CMM-Math: A Chinese Multimodal Math Dataset To Evaluate and Enhance the Mathematics Reasoning of Large Multimodal Models

Large language models (LLMs) have obtained promising results in mathematical reasoning, which is a foundational skill for human intelligence. Most previous studies focus on improving and measuring the performance of LLMs based on textual math reasoning datasets (e.g., MATH, GSM8K). Recently, a few researchers have released English multimodal math datasets (e.g., MATHVISTA and MATH-V) to evaluate the effectiveness of large multimodal models (LMMs). In this paper, we release a Chinese multimodal math (CMM-Math) dataset, including benchmark and training parts, to evaluate and enhance the mathematical reasoning of LMMs. CMM-Math contains over 28,000 high-quality samples, featuring a variety of problem types (e.g., multiple-choice, fill-in-the-blank, and so on) with detailed solutions across 12 grade levels from elementary to high school in China. Specifically, the visual context may be present in the questions or opinions, which makes this dataset more challenging. Through comprehensive analysis, we discover that state-of-the-art LMMs on the CMM-Math dataset face challenges, emphasizing the necessity for further improvements in LMM development. We also propose a Multimodal Mathematical LMM (Math-LMM) to handle the problems with mixed input of multiple images and text segments. We train our model using three stages, including foundational pre-training, foundational fine-tuning, and mathematical fine-tuning. The extensive experiments indicate that our model effectively improves math reasoning performance by comparing it with the SOTA LMMs over three multimodal mathematical datasets.

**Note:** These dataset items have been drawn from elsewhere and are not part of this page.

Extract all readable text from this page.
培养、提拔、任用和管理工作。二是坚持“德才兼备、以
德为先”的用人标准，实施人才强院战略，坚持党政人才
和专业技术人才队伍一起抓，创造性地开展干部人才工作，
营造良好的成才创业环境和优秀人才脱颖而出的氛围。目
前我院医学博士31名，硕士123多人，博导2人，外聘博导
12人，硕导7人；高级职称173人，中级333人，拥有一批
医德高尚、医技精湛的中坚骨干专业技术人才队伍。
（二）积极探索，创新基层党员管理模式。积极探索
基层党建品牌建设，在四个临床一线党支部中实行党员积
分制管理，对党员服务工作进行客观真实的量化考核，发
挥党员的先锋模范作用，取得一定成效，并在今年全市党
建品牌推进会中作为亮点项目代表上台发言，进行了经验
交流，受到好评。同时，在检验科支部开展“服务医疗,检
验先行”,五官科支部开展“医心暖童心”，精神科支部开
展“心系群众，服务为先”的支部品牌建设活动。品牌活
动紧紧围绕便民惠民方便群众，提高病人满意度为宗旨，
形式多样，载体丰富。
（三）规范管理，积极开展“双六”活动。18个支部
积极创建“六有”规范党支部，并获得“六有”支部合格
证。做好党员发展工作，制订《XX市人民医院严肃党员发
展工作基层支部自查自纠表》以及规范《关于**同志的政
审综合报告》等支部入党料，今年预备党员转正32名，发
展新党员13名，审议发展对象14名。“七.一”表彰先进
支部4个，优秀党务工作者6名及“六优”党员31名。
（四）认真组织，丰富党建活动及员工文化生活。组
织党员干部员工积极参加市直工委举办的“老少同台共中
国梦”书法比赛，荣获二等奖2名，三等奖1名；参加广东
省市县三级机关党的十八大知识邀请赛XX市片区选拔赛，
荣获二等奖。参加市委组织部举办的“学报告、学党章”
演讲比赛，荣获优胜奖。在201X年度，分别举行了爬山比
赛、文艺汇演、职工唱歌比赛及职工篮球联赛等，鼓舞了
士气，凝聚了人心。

翻译：大型语言模型（LLM）在数学推理方面已取得显著成果，而数学推理是人类智能的一项基础能力。先前的研究大多聚焦于基于文本数学推理数据集（如MATH、GSM8K）来改进和衡量LLM的性能。近期，部分研究者发布了英文多模态数学数据集（如MATHVISTA和MATH-V），以评估大规模多模态模型（LMM）的有效性。本文发布了一个中文多模态数学（CMM-Math）数据集，包含基准测试与训练两部分，旨在评估并增强LMM的数学推理能力。CMM-Math包含超过28,000个高质量样本，涵盖中国小学至高中12个年级的多种题型（如选择题、填空题等），并配有详细解答。特别地，视觉信息可能出现在问题或选项之中，这使本数据集更具挑战性。通过综合分析，我们发现当前最先进的LMM在CMM-Math数据集上仍面临困难，凸显了LMM发展进一步改进的必要性。我们还提出了一种多模态数学LMM（Math-LMM），以处理多幅图像与多个文本片段混合输入的问题。我们采用三阶段训练模型，包括基础预训练、基础微调与数学专项微调。大量实验表明，通过在三个多模态数学数据集上与最先进的LMM进行比较，我们的模型能有效提升数学推理性能。